One of the most powerful metaphors in American politics is John Winthrop’s memorable sermon urging his fellow Puritans to create a “city upon a hill.” Many presidents have drawn on that vision, but none more memorably than President Reagan, who, in his farewell address, described his American dream as a city “teeming with people of all kinds living in harmony and peace; a city with free ports that hummed with commerce and creativity. And if there had to be city walls, the walls had doors and the doors were open to anyone with the will and the heart to get here.”

If that vision animates the new administration, then it should look to broadband policy for a major area of such opportunity. If America is going to be or continue to be “great,” it has to have great, world-leading broadband.

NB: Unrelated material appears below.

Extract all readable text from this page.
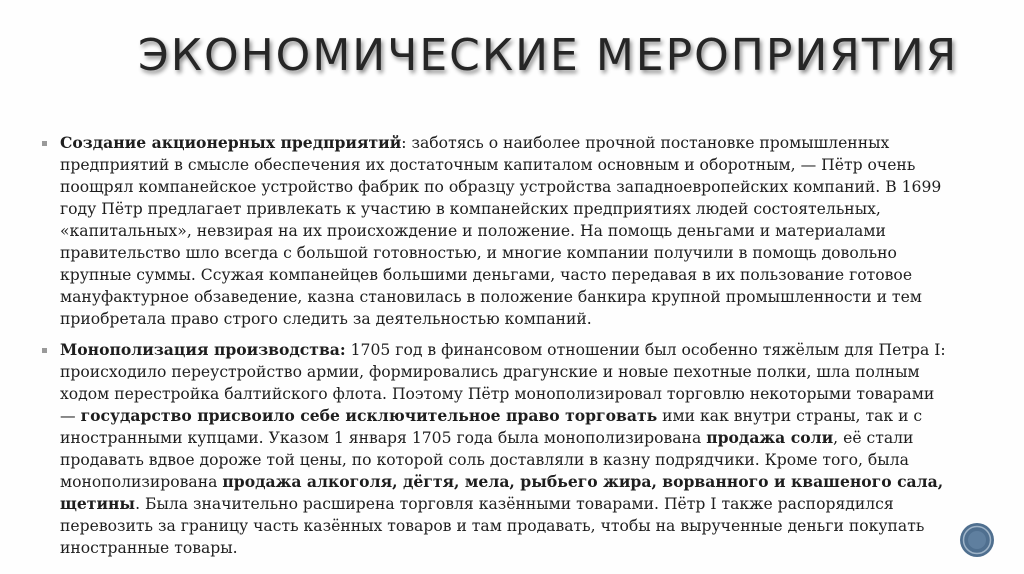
ЭКОНОМИЧЕСКИЕ МЕРОПРИЯТИЯ
Создание акционерных предприятий: заботясь о наиболее прочной постановке промышленных предприятий в смысле обеспечения их достаточным капиталом основным и оборотным, — Пётр очень поощрял компанейское устройство фабрик по образцу устройства западноевропейских компаний. В 1699 году Пётр предлагает привлекать к участию в компанейских предприятиях людей состоятельных, «капитальных», невзирая на их происхождение и положение. На помощь деньгами и материалами правительство шло всегда с большой готовностью, и многие компании получили в помощь довольно крупные суммы. Ссужая компанейцев большими деньгами, часто передавая в их пользование готовое мануфактурное обзаведение, казна становилась в положение банкира крупной промышленности и тем приобретала право строго следить за деятельностью компаний.
Монополизация производства: 1705 год в финансовом отношении был особенно тяжёлым для Петра I: происходило переустройство армии, формировались драгунские и новые пехотные полки, шла полным ходом перестройка балтийского флота. Поэтому Пётр монополизировал торговлю некоторыми товарами — государство присвоило себе исключительное право торговать ими как внутри страны, так и с иностранными купцами. Указом 1 января 1705 года была монополизирована продажа соли, её стали продавать вдвое дороже той цены, по которой соль доставляли в казну подрядчики. Кроме того, была монополизирована продажа алкоголя, дёгтя, мела, рыбьего жира, ворванного и квашеного сала, щетины. Была значительно расширена торговля казёнными товарами. Пётр I также распорядился перевозить за границу часть казённых товаров и там продавать, чтобы на вырученные деньги покупать иностранные товары.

The other issues—the appropriate criteria for eligibility and how to distribute the funds—are linked. I can think of seven potential approaches, none of which are exclusive and many of which are complementary:

  1. Target anchor institutions—schools, libraries, health facilities, and other community institutions—to assure they have abundant bandwidth.
  2. Target middle-mile facilities—the networks between the internet backbone and the local, final connection– to lower operating costs for multiple providers in low-density areas.
  3. Target final-mile facilities, with a focus on communities that lack access to a network offering a certain speed threshold. One could build on the Federal Communications Commission’s current Connect America Fund structure to accelerate a next-generation buildout in rural areas, something I’ll discuss in more detail in a future post.
  4. Target next-generation 5G mobile networks and the Civic Internet of Things to bring intelligence to the water, sewer, electricity, and transportation grids underlying our communities. Both these new platforms will share a need for, and operate over, a fiber network. The infrastructure fund could accelerate such deployments either through a model cities approach of funding demonstration projects or by funding many projects to create scale and standards.